Mas não sem contexto e não sem ligação com a vida das pessoas. Acho que é isso que você traz como preocupação. Talvez por muito tempo a esquerda trouxe coisas já mastigadas, embora corretas, mas que o povo não estava inserido naquele contexto e esse contexto não tocava na vida delas como um ponto de partida para a organização e mobilização.

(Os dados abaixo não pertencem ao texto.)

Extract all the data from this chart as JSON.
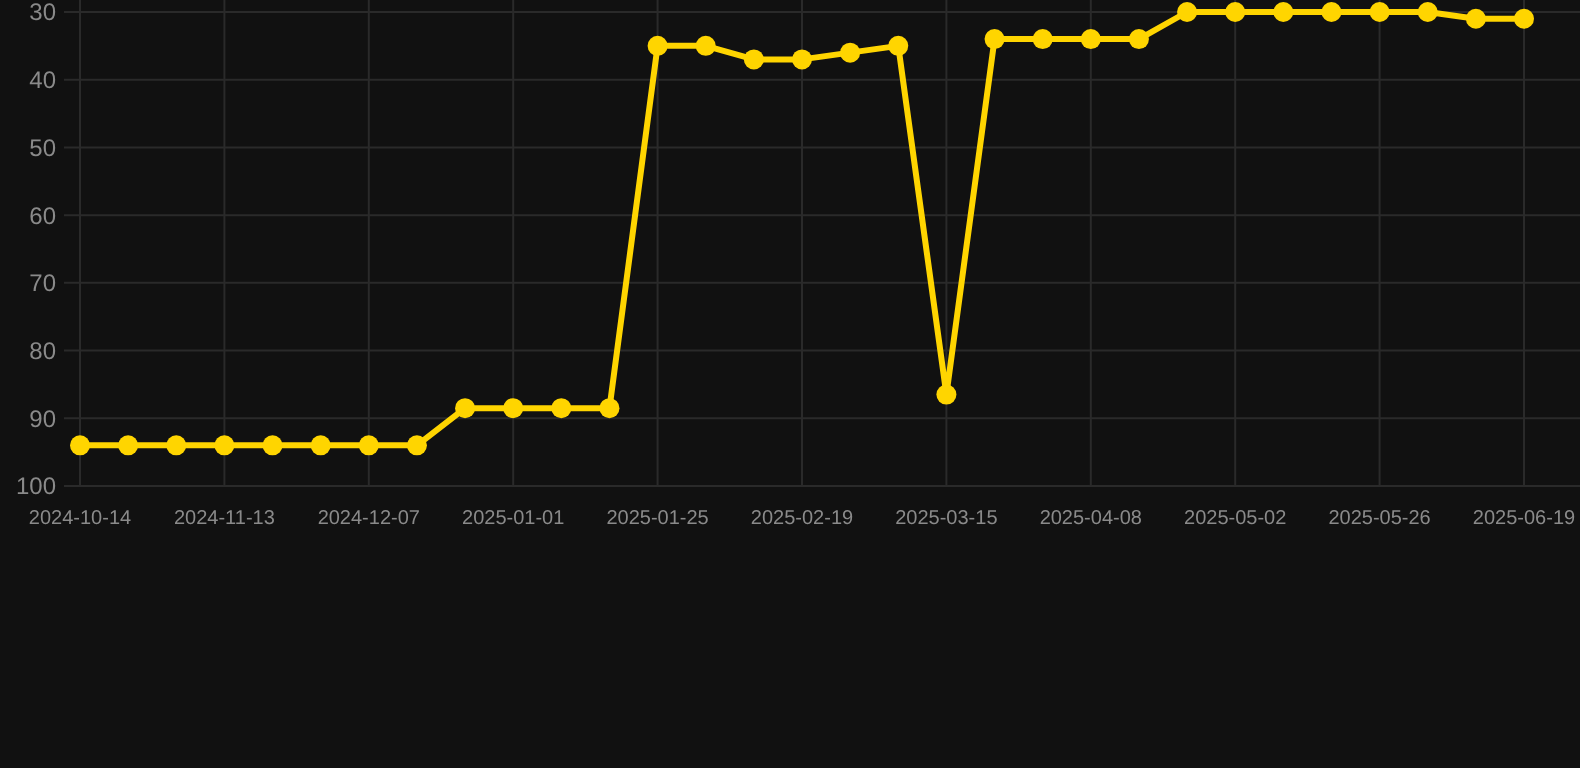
{
  "chart_data": {
    "type": "line",
    "categories": [
      "2024-10-14",
      null,
      null,
      "2024-11-13",
      null,
      null,
      "2024-12-07",
      null,
      null,
      "2025-01-01",
      null,
      null,
      "2025-01-25",
      null,
      null,
      "2025-02-19",
      null,
      null,
      "2025-03-15",
      null,
      null,
      "2025-04-08",
      null,
      null,
      "2025-05-02",
      null,
      null,
      "2025-05-26",
      null,
      null,
      "2025-06-19"
    ],
    "series": [
      {
        "color": "#ffd500",
        "values": [
          94,
          94,
          94,
          94,
          94,
          94,
          94,
          94,
          88.5,
          88.5,
          88.5,
          88.5,
          35,
          35,
          37,
          37,
          36,
          35,
          86.5,
          34,
          34,
          34,
          34,
          30,
          30,
          30,
          30,
          30,
          30,
          31,
          31
        ]
      }
    ],
    "ylim": [
      100,
      30
    ],
    "yticks": [
      30,
      40,
      50,
      60,
      70,
      80,
      90,
      100
    ],
    "grid": true,
    "marker": "circle",
    "line_style": "solid"
  }
}
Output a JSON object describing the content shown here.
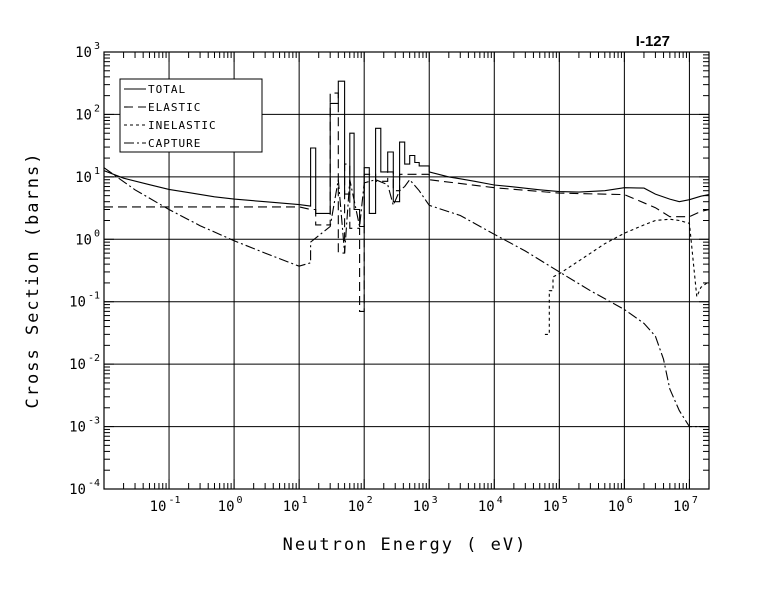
{
  "chart_data": {
    "type": "line",
    "title": "I-127",
    "xlabel": "Neutron Energy ( eV)",
    "ylabel": "Cross Section (barns)",
    "x_scale": "log",
    "y_scale": "log",
    "xlim": [
      0.01,
      20000000
    ],
    "ylim": [
      0.0001,
      1000
    ],
    "grid": true,
    "legend_position": "top-left",
    "x_ticks": [
      {
        "base": "10",
        "exp": "-1",
        "value": 0.1
      },
      {
        "base": "10",
        "exp": "0",
        "value": 1
      },
      {
        "base": "10",
        "exp": "1",
        "value": 10
      },
      {
        "base": "10",
        "exp": "2",
        "value": 100
      },
      {
        "base": "10",
        "exp": "3",
        "value": 1000
      },
      {
        "base": "10",
        "exp": "4",
        "value": 10000
      },
      {
        "base": "10",
        "exp": "5",
        "value": 100000
      },
      {
        "base": "10",
        "exp": "6",
        "value": 1000000
      },
      {
        "base": "10",
        "exp": "7",
        "value": 10000000
      }
    ],
    "y_ticks": [
      {
        "base": "10",
        "exp": "-4",
        "value": 0.0001
      },
      {
        "base": "10",
        "exp": "-3",
        "value": 0.001
      },
      {
        "base": "10",
        "exp": "-2",
        "value": 0.01
      },
      {
        "base": "10",
        "exp": "-1",
        "value": 0.1
      },
      {
        "base": "10",
        "exp": "0",
        "value": 1
      },
      {
        "base": "10",
        "exp": "1",
        "value": 10
      },
      {
        "base": "10",
        "exp": "2",
        "value": 100
      },
      {
        "base": "10",
        "exp": "3",
        "value": 1000
      }
    ],
    "series": [
      {
        "name": "TOTAL",
        "dash": "",
        "points": [
          [
            0.01,
            12.6
          ],
          [
            0.02,
            9.5
          ],
          [
            0.05,
            7.5
          ],
          [
            0.1,
            6.3
          ],
          [
            0.2,
            5.6
          ],
          [
            0.5,
            4.8
          ],
          [
            1,
            4.4
          ],
          [
            3,
            4
          ],
          [
            10,
            3.6
          ],
          [
            15,
            3.4
          ],
          [
            15,
            29
          ],
          [
            18,
            29
          ],
          [
            18,
            2.6
          ],
          [
            30,
            2.6
          ],
          [
            30,
            150
          ],
          [
            40,
            150
          ],
          [
            40,
            340
          ],
          [
            50,
            340
          ],
          [
            50,
            5.3
          ],
          [
            60,
            5.3
          ],
          [
            60,
            50
          ],
          [
            70,
            50
          ],
          [
            70,
            3
          ],
          [
            85,
            3
          ],
          [
            85,
            1.6
          ],
          [
            100,
            1.6
          ],
          [
            100,
            14
          ],
          [
            120,
            14
          ],
          [
            120,
            2.6
          ],
          [
            150,
            2.6
          ],
          [
            150,
            60
          ],
          [
            180,
            60
          ],
          [
            180,
            12
          ],
          [
            230,
            12
          ],
          [
            230,
            25
          ],
          [
            280,
            25
          ],
          [
            280,
            4
          ],
          [
            350,
            4
          ],
          [
            350,
            36
          ],
          [
            420,
            36
          ],
          [
            420,
            16
          ],
          [
            500,
            16
          ],
          [
            500,
            22
          ],
          [
            600,
            22
          ],
          [
            600,
            17
          ],
          [
            700,
            17
          ],
          [
            700,
            15
          ],
          [
            1000,
            15
          ],
          [
            1000,
            12
          ],
          [
            2000,
            10
          ],
          [
            3000,
            9.3
          ],
          [
            5000,
            8.5
          ],
          [
            10000,
            7.4
          ],
          [
            20000,
            6.9
          ],
          [
            50000,
            6.2
          ],
          [
            100000,
            5.8
          ],
          [
            200000,
            5.7
          ],
          [
            500000,
            6
          ],
          [
            1000000,
            6.7
          ],
          [
            2000000,
            6.6
          ],
          [
            3000000,
            5.3
          ],
          [
            5000000,
            4.4
          ],
          [
            7000000,
            4.0
          ],
          [
            10000000,
            4.3
          ],
          [
            15000000,
            4.9
          ],
          [
            20000000,
            5.2
          ]
        ]
      },
      {
        "name": "ELASTIC",
        "dash": "9,5",
        "points": [
          [
            0.01,
            3.3
          ],
          [
            0.1,
            3.3
          ],
          [
            1,
            3.3
          ],
          [
            10,
            3.3
          ],
          [
            15,
            3.0
          ],
          [
            18,
            3.0
          ],
          [
            18,
            1.7
          ],
          [
            30,
            1.7
          ],
          [
            30,
            220
          ],
          [
            40,
            220
          ],
          [
            40,
            0.6
          ],
          [
            50,
            0.6
          ],
          [
            50,
            16
          ],
          [
            60,
            16
          ],
          [
            60,
            1.5
          ],
          [
            85,
            1.5
          ],
          [
            85,
            0.07
          ],
          [
            100,
            0.07
          ],
          [
            100,
            11
          ],
          [
            150,
            11
          ],
          [
            150,
            8.5
          ],
          [
            230,
            8.5
          ],
          [
            230,
            12
          ],
          [
            280,
            12
          ],
          [
            280,
            6
          ],
          [
            350,
            6
          ],
          [
            350,
            11
          ],
          [
            1000,
            11
          ],
          [
            1000,
            9
          ],
          [
            10000,
            6.7
          ],
          [
            100000,
            5.5
          ],
          [
            1000000,
            5.2
          ],
          [
            3000000,
            3.2
          ],
          [
            5000000,
            2.3
          ],
          [
            10000000,
            2.3
          ],
          [
            15000000,
            2.8
          ],
          [
            20000000,
            3
          ]
        ]
      },
      {
        "name": "INELASTIC",
        "dash": "3,3",
        "points": [
          [
            60000,
            0.03
          ],
          [
            70000,
            0.03
          ],
          [
            70000,
            0.15
          ],
          [
            80000,
            0.15
          ],
          [
            80000,
            0.25
          ],
          [
            100000,
            0.28
          ],
          [
            200000,
            0.45
          ],
          [
            500000,
            0.85
          ],
          [
            1000000,
            1.25
          ],
          [
            2000000,
            1.7
          ],
          [
            3000000,
            2.0
          ],
          [
            5000000,
            2.1
          ],
          [
            7000000,
            2.0
          ],
          [
            10000000,
            1.8
          ],
          [
            13000000,
            0.12
          ],
          [
            15000000,
            0.17
          ],
          [
            20000000,
            0.21
          ]
        ]
      },
      {
        "name": "CAPTURE",
        "dash": "10,3,2,3",
        "points": [
          [
            0.01,
            14
          ],
          [
            0.03,
            6.2
          ],
          [
            0.1,
            3
          ],
          [
            0.3,
            1.65
          ],
          [
            1,
            0.95
          ],
          [
            3,
            0.6
          ],
          [
            10,
            0.37
          ],
          [
            15,
            0.42
          ],
          [
            15,
            0.9
          ],
          [
            30,
            1.6
          ],
          [
            40,
            9
          ],
          [
            50,
            0.6
          ],
          [
            60,
            9
          ],
          [
            85,
            1.6
          ],
          [
            100,
            8
          ],
          [
            150,
            9
          ],
          [
            230,
            7.5
          ],
          [
            280,
            3.5
          ],
          [
            350,
            6
          ],
          [
            420,
            7
          ],
          [
            500,
            9
          ],
          [
            700,
            6
          ],
          [
            1000,
            3.5
          ],
          [
            3000,
            2.4
          ],
          [
            10000,
            1.2
          ],
          [
            30000,
            0.65
          ],
          [
            100000,
            0.3
          ],
          [
            300000,
            0.15
          ],
          [
            1000000,
            0.075
          ],
          [
            2000000,
            0.045
          ],
          [
            3000000,
            0.028
          ],
          [
            4000000,
            0.012
          ],
          [
            5000000,
            0.004
          ],
          [
            7000000,
            0.0018
          ],
          [
            10000000,
            0.001
          ],
          [
            20000000,
            0.001
          ]
        ]
      }
    ]
  }
}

Existem duas visões no campo progressista, geralmente. Que são bem marcantes. Uma delas é: não se pode trazer nada de fora para dentro. Por exemplo, levar nada para a periferia do centro para a periferia. E existe uma outra visão totalmente paternalista de vamos levar nossa ideologia para a periferia. Na verdade, na prática elas se confundem. Porque é muito difícil não se levar nada, porque existe uma questão irreal aí, porque carrega-se ideologias. Inclusive, contraditoriamente, mesmo no campo da esquerda, no campo progressista e a ideologia dominante? Então quando se vai até um espaço, já existe uma proposta de se chegar e de estar querendo fazer alguma coisa nesse espaço. Então é impossível, é irreal, é fictício que se tem que como se não influenciássemos aquele espaço. A própria presença já influencia o espaço. Então, mas o que acontece na prática mesmo com essas concepções? É o oposto. É o extremo paternalismo porque, ao se verificar nas comunidades contradições ideológicas, seja por moralismo, seja por falta de compreensão da localidade, há muitos grupos que se retiram desses espaços. Na prática, quando se retira de um espaço porque não aceita esse espaço, é porque queria que aquele espaço fosse de determinada maneira e não se aceita aquele espaço como é. Então, e nesse sentido, é impossível a modificação da realidade. Porque os territórios não funcionam como a nossa ideia das territorialidades específicas. Chega-se aos territórios, é preciso primeiro compreendê-los. E há sim também contradições nesses territórios que fazem parte da ideologia dominante. Há contradições em relação à nossa moralidade burguesa e há também contradições em relação à totalidade burguesa, então há no centro da cidade uma moral que predomina e ela é diferente em diferentes espaços. E quando se depara com essa moral distinta? Muitas vezes não se suporta essa contradição. Mas há também a influência da totalidade burguesa e isso é sim algo que nós, do campo da esquerda, pelo menos os marxistas, queremos mudar. Então, se há uma vontade em superar o capitalismo e a ideologia dominante é preciso que se venha assim, ideias de fora é preciso sim, politização. E é preciso também organização, mas antes de tudo, aceitando o local como ele é, para então poder modificá-lo.